Re: Feedback on the proposal to change U+FFFD generation when decoding ill-formed UTF-8

From: Asmus Freytag via Unicode <>
Date: Tue, 23 May 2017 07:05:04 -0700
On 5/23/2017 1:24 AM, Martin J. Dürst via Unicode wrote:
Hello Mark,

On 2017/05/22 01:37, Mark Davis ☕️ via Unicode wrote:
I actually didn't see any of this discussion until today.

Many thanks for chiming in.

( mail was going into my spam folder...) I started
reading the thread, but it looks like a lot of it is OT,

As is quite usual on mailing list :-(.

so just scanned
some of them.

A few brief points:

   1. There is plenty of time for public comment, since it was
targeted at *Unicode
   11*, the release for about a year from now, *not* *Unicode 10*, due this
   2. When the UTC "approves a change", that change is subject to comment,
   and the UTC can always reverse or modify its approval up until the meeting
   before release date. *So there are ca. 9 months in which to comment.*

This is good to hear. What's the best way to submit such comments?

   3. The modified text is a set of guidelines, not requirements. So no
   conformance clause is being changed.
   - If people really believed that the guidelines in that section should
      have been conformance clauses, they should have proposed that at
some point.

I may have missed something, but I think nobody actually proposed to change the recommendations into requirements. I think everybody understands that there are several ways to do things, and situations where one or the other is preferred. The only advantage of changing the current recommendations to requirements would be to make it more difficult for them to be changed.

In this context it's worth looking at other standards organization's use of "recommended", because that may explain a lot of people's unease with this. For example, IETF has RFC 2119 which says:


This word, or the terms "REQUIRED" or "SHALL", mean that the definition is an absolute requirement of the specification. ...


This word, or the adjective "RECOMMENDED", mean that there may exist valid reasons in particular circumstances to ignore a particular item, but the full implications must be understood and carefully weighed before choosing a different course. ..

5. MAY

This word, or the adjective "OPTIONAL", mean that an item is truly optional. One vendor may choose to include the item because a particular marketplace requires it or because the vendor feels that it enhances the product while another vendor may omit the same item. An implementation which does not include a particular option MUST be prepared to interoperate with another implementation which does include the option, though perhaps with reduced functionality. In the same vein an implementation which does include a particular option MUST be prepared to interoperate with another implementation which does not include the option (except, of course, for the feature the option provides.)

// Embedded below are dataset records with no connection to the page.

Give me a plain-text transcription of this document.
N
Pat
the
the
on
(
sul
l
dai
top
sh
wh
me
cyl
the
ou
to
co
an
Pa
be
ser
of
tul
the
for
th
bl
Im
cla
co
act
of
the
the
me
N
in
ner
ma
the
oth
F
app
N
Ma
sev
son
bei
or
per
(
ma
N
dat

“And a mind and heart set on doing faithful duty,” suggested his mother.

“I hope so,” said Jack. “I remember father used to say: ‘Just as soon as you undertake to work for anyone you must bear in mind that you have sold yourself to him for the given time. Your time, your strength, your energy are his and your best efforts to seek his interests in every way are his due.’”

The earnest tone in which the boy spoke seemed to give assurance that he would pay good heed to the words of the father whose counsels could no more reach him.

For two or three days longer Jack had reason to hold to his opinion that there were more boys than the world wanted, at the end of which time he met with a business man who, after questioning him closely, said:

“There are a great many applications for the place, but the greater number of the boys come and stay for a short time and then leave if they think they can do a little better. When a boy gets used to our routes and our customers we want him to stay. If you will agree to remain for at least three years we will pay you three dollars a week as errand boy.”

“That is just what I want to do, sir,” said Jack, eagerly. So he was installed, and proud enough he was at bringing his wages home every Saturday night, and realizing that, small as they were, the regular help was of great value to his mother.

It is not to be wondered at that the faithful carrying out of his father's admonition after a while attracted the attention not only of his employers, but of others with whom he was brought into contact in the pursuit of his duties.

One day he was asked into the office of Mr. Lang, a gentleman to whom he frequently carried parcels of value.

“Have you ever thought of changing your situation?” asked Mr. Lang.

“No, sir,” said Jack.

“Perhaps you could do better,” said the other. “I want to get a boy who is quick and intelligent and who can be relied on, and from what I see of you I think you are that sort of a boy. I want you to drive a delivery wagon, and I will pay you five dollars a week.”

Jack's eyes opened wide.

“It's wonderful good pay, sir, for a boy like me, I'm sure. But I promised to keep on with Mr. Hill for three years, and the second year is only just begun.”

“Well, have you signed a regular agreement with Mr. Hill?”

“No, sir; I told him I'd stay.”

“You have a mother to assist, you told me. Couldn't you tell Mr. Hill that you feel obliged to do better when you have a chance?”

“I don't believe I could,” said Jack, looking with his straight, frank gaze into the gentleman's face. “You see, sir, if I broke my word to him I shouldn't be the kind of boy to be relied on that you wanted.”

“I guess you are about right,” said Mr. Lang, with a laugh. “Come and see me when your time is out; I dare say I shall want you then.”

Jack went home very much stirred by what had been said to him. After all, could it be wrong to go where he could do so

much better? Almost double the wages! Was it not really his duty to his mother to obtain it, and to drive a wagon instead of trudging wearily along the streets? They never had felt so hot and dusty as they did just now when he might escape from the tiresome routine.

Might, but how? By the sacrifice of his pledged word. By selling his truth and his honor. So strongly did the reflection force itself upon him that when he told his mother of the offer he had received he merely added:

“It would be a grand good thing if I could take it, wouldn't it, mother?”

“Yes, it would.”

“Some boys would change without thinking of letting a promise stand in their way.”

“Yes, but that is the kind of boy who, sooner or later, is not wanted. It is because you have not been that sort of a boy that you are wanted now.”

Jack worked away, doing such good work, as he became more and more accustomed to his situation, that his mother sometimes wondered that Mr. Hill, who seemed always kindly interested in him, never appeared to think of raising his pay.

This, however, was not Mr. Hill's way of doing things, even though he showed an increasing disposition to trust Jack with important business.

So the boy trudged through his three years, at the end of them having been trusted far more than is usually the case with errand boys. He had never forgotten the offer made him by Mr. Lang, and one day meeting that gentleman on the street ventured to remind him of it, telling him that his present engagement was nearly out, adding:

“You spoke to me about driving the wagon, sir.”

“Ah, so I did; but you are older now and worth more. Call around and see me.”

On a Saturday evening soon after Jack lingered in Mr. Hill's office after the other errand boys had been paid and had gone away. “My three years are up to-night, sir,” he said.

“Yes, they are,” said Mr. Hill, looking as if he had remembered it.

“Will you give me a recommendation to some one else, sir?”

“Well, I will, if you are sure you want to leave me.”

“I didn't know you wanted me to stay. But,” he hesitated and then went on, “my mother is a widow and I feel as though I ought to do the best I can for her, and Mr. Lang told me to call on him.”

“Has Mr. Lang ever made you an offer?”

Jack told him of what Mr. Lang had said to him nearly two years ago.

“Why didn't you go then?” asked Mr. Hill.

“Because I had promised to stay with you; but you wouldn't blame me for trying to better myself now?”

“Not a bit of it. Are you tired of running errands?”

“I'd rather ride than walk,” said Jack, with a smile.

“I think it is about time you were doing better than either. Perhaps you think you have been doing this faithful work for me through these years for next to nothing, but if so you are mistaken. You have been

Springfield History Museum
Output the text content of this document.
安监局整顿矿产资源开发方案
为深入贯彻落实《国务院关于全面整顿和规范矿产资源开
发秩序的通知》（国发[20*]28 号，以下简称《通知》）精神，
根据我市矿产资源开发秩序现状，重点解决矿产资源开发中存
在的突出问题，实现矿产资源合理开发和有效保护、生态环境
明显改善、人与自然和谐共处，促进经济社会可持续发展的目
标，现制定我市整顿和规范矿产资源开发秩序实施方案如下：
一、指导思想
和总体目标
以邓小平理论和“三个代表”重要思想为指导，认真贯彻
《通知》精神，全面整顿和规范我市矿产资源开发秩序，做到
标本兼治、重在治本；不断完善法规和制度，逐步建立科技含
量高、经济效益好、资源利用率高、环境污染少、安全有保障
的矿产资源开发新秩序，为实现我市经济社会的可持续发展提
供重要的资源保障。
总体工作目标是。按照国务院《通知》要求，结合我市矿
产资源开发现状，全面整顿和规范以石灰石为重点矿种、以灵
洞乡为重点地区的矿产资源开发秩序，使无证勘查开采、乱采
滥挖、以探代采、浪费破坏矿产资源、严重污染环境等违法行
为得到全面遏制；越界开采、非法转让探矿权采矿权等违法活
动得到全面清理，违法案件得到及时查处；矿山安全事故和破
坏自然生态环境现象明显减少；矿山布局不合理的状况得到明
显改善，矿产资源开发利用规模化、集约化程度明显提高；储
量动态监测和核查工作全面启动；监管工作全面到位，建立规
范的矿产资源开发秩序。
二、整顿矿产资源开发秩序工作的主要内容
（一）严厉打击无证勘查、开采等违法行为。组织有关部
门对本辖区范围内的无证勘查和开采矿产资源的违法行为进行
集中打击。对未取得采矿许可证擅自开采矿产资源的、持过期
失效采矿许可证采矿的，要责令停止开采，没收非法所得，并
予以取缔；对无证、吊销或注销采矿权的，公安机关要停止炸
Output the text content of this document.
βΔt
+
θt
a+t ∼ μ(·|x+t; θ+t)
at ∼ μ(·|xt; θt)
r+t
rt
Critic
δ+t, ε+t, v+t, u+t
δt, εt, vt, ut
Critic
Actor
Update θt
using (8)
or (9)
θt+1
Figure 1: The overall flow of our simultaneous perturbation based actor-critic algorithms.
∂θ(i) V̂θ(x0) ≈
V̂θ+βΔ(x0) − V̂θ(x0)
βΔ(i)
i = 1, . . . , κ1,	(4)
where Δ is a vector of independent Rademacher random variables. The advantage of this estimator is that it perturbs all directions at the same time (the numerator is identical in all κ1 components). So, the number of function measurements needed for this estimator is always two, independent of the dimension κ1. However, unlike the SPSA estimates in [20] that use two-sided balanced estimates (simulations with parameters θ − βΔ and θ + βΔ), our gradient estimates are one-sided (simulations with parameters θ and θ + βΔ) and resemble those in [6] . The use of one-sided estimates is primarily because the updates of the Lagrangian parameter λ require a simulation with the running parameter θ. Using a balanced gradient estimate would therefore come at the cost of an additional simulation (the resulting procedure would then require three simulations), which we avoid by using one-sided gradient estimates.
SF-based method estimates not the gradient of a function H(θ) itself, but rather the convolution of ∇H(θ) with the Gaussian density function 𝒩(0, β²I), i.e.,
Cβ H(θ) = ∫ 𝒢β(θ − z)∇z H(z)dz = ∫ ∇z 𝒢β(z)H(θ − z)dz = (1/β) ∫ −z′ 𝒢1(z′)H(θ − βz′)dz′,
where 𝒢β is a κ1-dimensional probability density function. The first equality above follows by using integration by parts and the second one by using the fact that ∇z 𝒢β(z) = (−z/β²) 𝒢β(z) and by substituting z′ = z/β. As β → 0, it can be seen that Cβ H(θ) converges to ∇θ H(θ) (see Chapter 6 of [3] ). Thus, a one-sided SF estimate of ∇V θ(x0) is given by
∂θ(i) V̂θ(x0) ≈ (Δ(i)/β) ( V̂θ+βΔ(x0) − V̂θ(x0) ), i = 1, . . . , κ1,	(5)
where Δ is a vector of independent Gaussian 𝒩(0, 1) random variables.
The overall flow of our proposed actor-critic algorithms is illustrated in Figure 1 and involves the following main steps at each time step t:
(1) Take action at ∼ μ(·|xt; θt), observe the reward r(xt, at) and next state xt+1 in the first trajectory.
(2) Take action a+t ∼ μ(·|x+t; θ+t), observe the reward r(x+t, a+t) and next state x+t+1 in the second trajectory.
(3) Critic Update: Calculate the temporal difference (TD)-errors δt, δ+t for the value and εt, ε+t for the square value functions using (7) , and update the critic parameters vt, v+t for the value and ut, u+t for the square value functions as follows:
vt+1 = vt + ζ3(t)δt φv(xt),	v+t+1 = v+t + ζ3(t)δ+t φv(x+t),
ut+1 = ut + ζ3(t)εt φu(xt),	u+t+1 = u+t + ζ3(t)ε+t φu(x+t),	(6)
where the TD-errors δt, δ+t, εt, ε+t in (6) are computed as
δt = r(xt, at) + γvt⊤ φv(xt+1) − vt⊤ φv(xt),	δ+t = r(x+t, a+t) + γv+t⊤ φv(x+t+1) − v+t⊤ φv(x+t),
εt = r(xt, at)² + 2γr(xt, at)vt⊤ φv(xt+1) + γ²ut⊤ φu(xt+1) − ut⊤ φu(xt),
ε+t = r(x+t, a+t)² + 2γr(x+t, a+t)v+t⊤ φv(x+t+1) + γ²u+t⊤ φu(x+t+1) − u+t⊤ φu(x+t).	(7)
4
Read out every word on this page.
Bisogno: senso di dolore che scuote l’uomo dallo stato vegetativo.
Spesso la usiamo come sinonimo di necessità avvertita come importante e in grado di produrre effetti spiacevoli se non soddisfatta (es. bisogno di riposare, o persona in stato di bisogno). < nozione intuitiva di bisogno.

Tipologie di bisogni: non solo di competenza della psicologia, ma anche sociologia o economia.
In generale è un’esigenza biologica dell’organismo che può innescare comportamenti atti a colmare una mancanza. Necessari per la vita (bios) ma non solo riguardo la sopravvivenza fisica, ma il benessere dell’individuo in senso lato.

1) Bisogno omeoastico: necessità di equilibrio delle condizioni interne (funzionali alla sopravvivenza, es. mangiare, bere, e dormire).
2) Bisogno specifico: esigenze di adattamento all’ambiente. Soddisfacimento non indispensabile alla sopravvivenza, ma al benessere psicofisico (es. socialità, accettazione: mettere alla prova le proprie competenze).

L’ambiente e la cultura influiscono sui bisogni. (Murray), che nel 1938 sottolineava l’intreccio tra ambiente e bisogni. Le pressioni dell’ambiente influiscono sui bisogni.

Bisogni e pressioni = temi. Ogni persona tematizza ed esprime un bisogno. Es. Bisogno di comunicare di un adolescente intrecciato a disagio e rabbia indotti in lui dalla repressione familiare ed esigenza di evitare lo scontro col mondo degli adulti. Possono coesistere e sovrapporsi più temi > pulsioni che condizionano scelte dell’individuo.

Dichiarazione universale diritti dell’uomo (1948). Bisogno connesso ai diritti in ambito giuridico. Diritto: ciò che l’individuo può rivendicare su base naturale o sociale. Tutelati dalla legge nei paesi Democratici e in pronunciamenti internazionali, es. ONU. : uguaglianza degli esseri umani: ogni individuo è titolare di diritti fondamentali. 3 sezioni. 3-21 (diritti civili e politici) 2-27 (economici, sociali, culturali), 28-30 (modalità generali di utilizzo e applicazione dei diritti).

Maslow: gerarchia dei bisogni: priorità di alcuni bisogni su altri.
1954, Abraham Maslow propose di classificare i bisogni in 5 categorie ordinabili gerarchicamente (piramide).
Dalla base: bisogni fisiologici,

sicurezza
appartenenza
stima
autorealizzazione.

Reading this, it's clear that "RECOMMENDED" is not merely  a "we think this is the best way to do it" but a rather sterner "you deviate at your peril" kind of statement.

The latter is what makes it difficult for others to collectively agree on a different choice faced with a formal RECOMMENDATION.

So, if the proposal for Unicode really was more of a "feels right" and not a "deviate at your peril" situation (or necessary escape hatch), then we are better off not making a RECOMMEDATION that goes against collective practice.

I think the situation at hand is somewhat special: Recommendations are okay. But there's a strong wish from downstream communities such asWeb browser implementers and programming language/library implementers to not change these recommendations. Some of these communities have stricter requirement for alignment, and some have followed longstanding recommendations in the absence of specific arguments for something different.

Regards,   Martin.

      - And still can proposal that — as I said, there is plenty of time.


On Wed, May 17, 2017 at 10:41 PM, Doug Ewell via Unicode <> wrote:

Henri Sivonen wrote:

I find it shocking that the Unicode Consortium would change a
widely-implemented part of the standard (regardless of whether Unicode
itself officially designates it as a requirement or suggestion) on
such flimsy grounds.

I'd like to register my feedback that I believe changing the best
practices is wrong.

Perhaps surprisingly, it's already too late. UTC approved this change
the day after the proposal was written.